A hand gently on her shoulder. ‘Miss?’
It was the shop assistant from the morning, next to her, an older woman with rock-dark eyes and wire-grey hair twisted into a modest bun.
‘I said it was you,’ she said. ‘I said it was you! Even under all that!’ She gestured at Nell’s anorak. ‘This is the Mrs MacDonald who works part-time. She was in to town, to the shops, and I saw her. And then I spied you.’
Mrs MacDonald regarded Nell quizzically, her mouth giving a little twitch every now and then. She was not the type to covet attention and she appeared uneasy as to why she was wanted. The ferry honked and a car horn sounded and a group of lads laughed raucously as they passed. Measuredly, Nell gave out her hand and spoke.
‘I’m Nell Hartley,’ she said and she took a beat. ‘My mother came here when she was sixteen.’ Mrs MacDonald’s eyes startled. ‘She was unmarried. Her name was Florence Lawson. She was pregnant with me. 1969.’
The woman regarded Nell for some time, tipped her head and looked at her unblinkingly whilst leafing back through over thirty years of memories. In 1969 she was sixteen too, at school up in Stornoway.
‘Lawson, you say?’
‘Yes. Florence Lawson?’
She shook her head and shrugged. She vaguely remembered a Buchanan, but not a Lawson. ‘I’m sorry – I don’t remember anyone of that name.’
Mrs MacDonald and the shop assistant watched the anorak deflate as the shoulders holding it up gave way a little.
‘I’m so sorry,’ Mrs MacDonald said again. ‘I can ask around for you?’
‘Please do,’ said Nell. ‘I’m staying up at the hotel. Until Tuesday.’
‘Have you asked at the medical centre – it’s back up there? They’ll have records. They’re sure to know.’

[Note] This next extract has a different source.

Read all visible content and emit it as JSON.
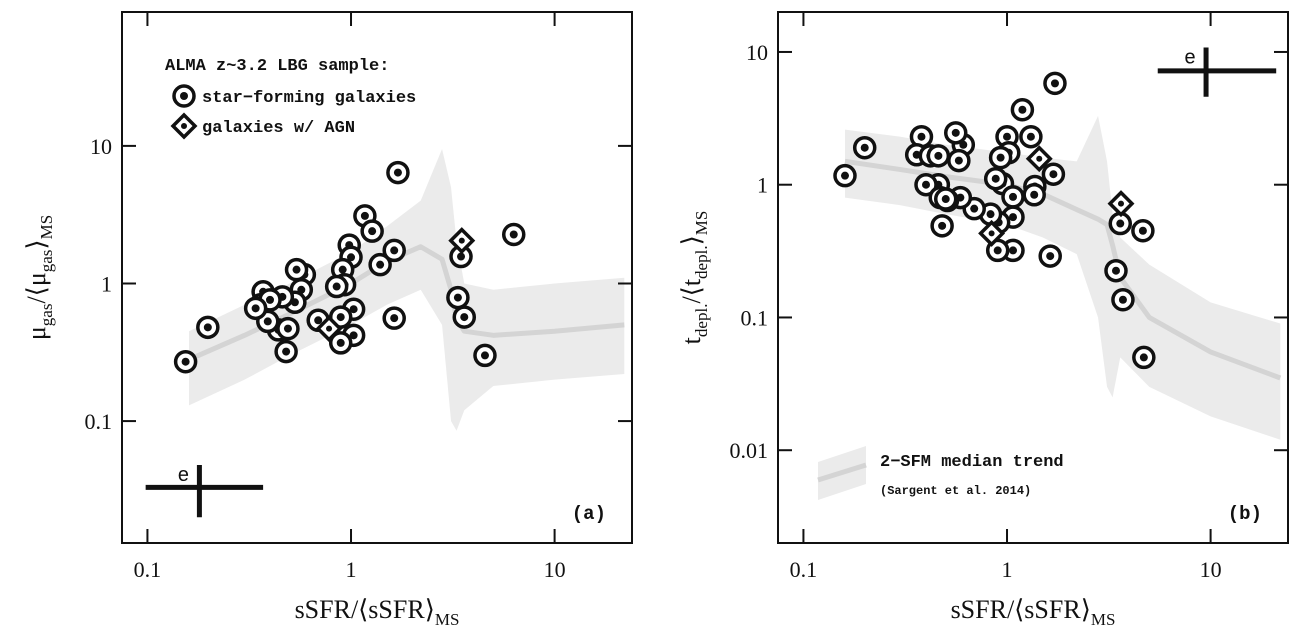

The surgery was closing but Nell knocked and pressed her hands in prayer at the window. The receptionist let her in and listened intently. She was a similar age to Nell and apologized profusely for the fact that she wasn’t going to be much use to her at all because the surgery was bound by Hippocratic oaths and patient confidentiality. But she put her finger to her lips and left Nell watching her as she nimbly flicked through files in a steel cabinet, then tripped her fingers over old brown folders in a long dark-wood box. She came back to the desk and whispered to Nell.
‘No Lawson. No Florence.’
‘Will you ask around, please? I’d be so grateful.’
‘Oh aye, of course I will! I hope you find her before you go. Try Leverburgh too.’
Al, again, only had a smile for her the next morning.
‘I asked five people yesterday,’ she told him, ‘between here and Rodel. I asked in shops and cafés and at the medical centre. But no one could shed any light.’
‘Ah – but they’ll each ask around.’
‘I hope so,’ said Nell. She faffed around in her knapsack for her map, which she then crinkled out in front of her.
‘And where are you off to today?’
The anorak was tied by the arms around her waist and she’d tucked her jeans into her walking socks which frilled over the tops of her boots.